I try to live my life simply, but it is a challenge. Our society is not set up for this. We are surrounded by the “have more,” “do more,” “be more,” messages at every turn. These are the things that are supposed to make life fulfilling, or at least lead you to success by most individual’s standards. Do these things really define success? They didn’t to my Romanian friend.

Merriam-Webster defines success as

suc·cess noun \sək-ˈses\

: the fact of getting or achieving wealth, respect, or fame

I don’t have all the answers, but I do know that these measures of success lead to stress. Success is no longer about our own personal self actualization and growth, it is now in competition with the Jones’. The problem is, it doesn’t matter how hard one tries… there will always be someone who has more, does more, and is more than you. Doesn’t this set us up for failure?
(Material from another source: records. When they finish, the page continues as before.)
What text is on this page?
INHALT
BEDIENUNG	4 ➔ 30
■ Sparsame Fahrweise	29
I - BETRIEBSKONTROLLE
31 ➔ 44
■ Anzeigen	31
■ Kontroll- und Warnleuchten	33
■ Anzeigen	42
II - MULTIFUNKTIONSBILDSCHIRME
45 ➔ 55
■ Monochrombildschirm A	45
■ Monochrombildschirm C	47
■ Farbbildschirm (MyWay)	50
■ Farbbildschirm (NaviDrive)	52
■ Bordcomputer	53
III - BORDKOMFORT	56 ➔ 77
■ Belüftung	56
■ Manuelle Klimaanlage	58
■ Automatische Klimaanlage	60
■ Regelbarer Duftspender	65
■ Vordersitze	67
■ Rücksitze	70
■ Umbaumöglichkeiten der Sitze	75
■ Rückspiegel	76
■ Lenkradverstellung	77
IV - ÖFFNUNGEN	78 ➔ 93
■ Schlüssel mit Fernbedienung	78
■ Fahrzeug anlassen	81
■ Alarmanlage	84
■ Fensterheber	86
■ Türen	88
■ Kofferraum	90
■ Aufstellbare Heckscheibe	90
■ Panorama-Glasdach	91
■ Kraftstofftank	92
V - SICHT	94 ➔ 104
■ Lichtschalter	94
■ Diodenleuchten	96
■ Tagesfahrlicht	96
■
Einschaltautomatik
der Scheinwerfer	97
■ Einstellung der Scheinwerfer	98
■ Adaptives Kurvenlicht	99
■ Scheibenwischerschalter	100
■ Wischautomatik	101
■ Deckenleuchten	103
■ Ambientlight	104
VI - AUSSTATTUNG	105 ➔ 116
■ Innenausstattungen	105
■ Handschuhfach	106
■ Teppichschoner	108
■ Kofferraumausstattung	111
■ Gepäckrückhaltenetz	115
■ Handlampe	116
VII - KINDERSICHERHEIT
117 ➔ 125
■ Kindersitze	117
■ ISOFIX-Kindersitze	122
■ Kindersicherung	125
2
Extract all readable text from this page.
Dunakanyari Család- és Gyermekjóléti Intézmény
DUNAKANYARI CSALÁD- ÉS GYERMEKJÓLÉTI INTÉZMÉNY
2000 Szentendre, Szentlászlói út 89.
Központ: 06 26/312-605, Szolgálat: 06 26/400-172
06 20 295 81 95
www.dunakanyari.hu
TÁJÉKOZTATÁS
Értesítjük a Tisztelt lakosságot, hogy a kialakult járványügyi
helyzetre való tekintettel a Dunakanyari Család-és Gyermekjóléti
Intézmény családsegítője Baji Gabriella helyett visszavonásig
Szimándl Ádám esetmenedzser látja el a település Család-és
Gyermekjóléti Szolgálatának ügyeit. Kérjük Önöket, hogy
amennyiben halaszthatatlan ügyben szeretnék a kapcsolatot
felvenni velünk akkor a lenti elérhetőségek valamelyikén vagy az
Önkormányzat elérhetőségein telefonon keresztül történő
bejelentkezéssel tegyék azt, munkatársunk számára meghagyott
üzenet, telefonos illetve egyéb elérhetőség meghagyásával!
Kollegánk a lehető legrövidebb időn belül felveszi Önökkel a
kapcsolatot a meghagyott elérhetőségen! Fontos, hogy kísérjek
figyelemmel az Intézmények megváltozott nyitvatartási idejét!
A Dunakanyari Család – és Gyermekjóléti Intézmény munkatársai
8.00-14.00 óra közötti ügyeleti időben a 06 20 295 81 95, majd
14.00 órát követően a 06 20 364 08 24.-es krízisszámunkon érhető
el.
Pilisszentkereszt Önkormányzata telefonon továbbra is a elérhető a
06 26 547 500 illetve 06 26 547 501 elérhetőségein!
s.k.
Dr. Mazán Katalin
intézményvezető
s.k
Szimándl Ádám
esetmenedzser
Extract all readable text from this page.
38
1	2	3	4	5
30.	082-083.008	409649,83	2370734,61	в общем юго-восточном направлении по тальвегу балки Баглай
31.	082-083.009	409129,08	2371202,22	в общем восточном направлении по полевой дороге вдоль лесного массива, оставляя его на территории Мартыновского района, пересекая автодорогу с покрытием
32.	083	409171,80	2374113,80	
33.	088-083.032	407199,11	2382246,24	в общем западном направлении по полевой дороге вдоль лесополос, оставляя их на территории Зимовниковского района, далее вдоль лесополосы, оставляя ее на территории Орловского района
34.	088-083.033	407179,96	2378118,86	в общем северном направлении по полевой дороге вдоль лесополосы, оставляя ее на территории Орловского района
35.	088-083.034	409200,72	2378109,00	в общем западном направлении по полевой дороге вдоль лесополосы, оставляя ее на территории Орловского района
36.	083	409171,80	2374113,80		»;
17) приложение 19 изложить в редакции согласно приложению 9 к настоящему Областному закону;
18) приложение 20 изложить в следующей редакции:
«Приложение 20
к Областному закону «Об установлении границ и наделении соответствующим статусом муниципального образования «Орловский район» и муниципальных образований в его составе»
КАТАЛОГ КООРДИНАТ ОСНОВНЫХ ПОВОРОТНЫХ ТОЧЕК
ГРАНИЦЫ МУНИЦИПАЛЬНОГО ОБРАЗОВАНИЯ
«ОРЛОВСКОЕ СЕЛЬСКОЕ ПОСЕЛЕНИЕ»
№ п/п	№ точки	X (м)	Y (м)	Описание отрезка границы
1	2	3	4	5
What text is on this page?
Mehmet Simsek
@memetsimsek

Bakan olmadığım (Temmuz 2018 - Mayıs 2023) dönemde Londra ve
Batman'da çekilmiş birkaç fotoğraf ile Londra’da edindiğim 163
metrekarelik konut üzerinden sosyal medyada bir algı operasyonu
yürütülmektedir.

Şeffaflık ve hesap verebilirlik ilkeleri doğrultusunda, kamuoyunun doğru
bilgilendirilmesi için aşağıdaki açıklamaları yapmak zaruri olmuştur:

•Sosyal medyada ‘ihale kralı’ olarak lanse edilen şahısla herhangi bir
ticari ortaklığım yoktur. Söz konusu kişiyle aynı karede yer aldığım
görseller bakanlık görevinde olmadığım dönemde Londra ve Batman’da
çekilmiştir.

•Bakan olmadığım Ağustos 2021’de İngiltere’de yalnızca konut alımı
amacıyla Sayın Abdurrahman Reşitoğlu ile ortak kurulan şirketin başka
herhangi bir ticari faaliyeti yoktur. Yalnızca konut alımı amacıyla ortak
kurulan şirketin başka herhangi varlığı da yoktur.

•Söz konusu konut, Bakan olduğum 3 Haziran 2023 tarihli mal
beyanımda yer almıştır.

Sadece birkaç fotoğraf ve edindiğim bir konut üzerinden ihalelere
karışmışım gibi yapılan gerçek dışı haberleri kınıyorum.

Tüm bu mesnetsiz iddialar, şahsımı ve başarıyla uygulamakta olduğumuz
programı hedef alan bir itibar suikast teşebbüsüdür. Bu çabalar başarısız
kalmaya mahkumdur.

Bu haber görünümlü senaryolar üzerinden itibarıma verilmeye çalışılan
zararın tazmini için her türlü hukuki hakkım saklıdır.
Are these the standards we want our children to define themselves by?

After thinking about what my definition for what success is (or should be) I’ve decided that my definition is the ability to recognize and use ones gifts to give back to the world. Meeting this goal has nothing to do with wealth, respect, or fame. It also doesn’t matter how much I have, or any title that I’ve achieved in my life. It doesn’t put me in competition with anyone but myself. It’s a self-fulfilling prophecy that only I work towards everyday. It’s a personal goal that is independent of anyone or anything else. What a pressure relief! Can you feel the stress start melting away?

I think it begins with a focus to live simply. It’s difficult to find your gifts and work on using them when you are surrounded by the “noises” of our world. It’s like trying to count when someone is throwing odd, random numbers at you constantly. It takes strength and focus to meet this goal, as I often feel as though I am swimming against the current of society. I’m sure my Romanian friend felt that way too, but her inspiration makes me stop and look at my life regularly, even now over 10 years later. She used her gifts to inspire me, and I hope to give the same back to the world.